At the Effective Time, each issued and outstanding Share held by Mr. Tauscher was converted into the right to receive $45.25 in cash, without interest.
At the Effective Time, each option to purchase Shares was cancelled and converted into the right to receive an amount in cash equal to the product obtained by multiplying (i) the number of Shares subject to such option immediately prior to the Effective Time by (ii) the excess, if any, of $45.25 over the exercise price per Share of such option, less applicable taxes required to be withheld with respect to such payment.
At the Effective Time, each option to purchase Shares was exchanged on a pre-tax basis for options to purchase shares of Parent Series B common stock, par value $0.001 per share.
At the Effective Time, each stock appreciation right was cancelled and converted into the right to receive an amount in cash equal to the product obtained by multiplying (i) the number of Shares subject to such stock appreciation right immediately prior to the Effective Time by (ii) the excess, if any, of $45.25 over the exercise price per Share of such stock appreciation right, less applicable taxes required to be withheld with respect to such payment.
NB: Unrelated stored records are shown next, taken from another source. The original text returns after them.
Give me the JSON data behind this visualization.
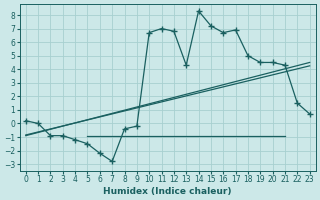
{
  "xlabel": "Humidex (Indice chaleur)",
  "bg_color": "#cce8e8",
  "grid_color": "#a8d0d0",
  "line_color": "#1a6060",
  "xlim": [
    -0.5,
    23.5
  ],
  "ylim": [
    -3.5,
    8.8
  ],
  "xticks": [
    0,
    1,
    2,
    3,
    4,
    5,
    6,
    7,
    8,
    9,
    10,
    11,
    12,
    13,
    14,
    15,
    16,
    17,
    18,
    19,
    20,
    21,
    22,
    23
  ],
  "yticks": [
    -3,
    -2,
    -1,
    0,
    1,
    2,
    3,
    4,
    5,
    6,
    7,
    8
  ],
  "line1_x": [
    0,
    1,
    2,
    3,
    4,
    5,
    6,
    7,
    8,
    9,
    10,
    11,
    12,
    13,
    14,
    15,
    16,
    17,
    18,
    19,
    20,
    21,
    22,
    23
  ],
  "line1_y": [
    0.2,
    0.0,
    -0.9,
    -0.9,
    -1.2,
    -1.5,
    -2.2,
    -2.8,
    -0.4,
    -0.2,
    6.7,
    7.0,
    6.8,
    4.3,
    8.3,
    7.2,
    6.7,
    6.9,
    5.0,
    4.5,
    4.5,
    4.3,
    1.5,
    0.7
  ],
  "line2_x": [
    0,
    23
  ],
  "line2_y": [
    -0.9,
    4.5
  ],
  "line3_x": [
    0,
    23
  ],
  "line3_y": [
    -0.85,
    4.25
  ],
  "line4_x": [
    5,
    21
  ],
  "line4_y": [
    -0.9,
    -0.9
  ],
  "figsize": [
    3.2,
    2.0
  ],
  "dpi": 100
}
At the Effective Time, each outstanding performance share award was cancelled and converted into an amount in cash equal to the product obtained by multiplying (i) the total number of Shares subject to such performance share award immediately prior to the Effective Time (determined based on actual performance for completed performance periods and target performance for incomplete performance periods) by (ii) $45.25, less applicable taxes required to be withheld with respect to such payment.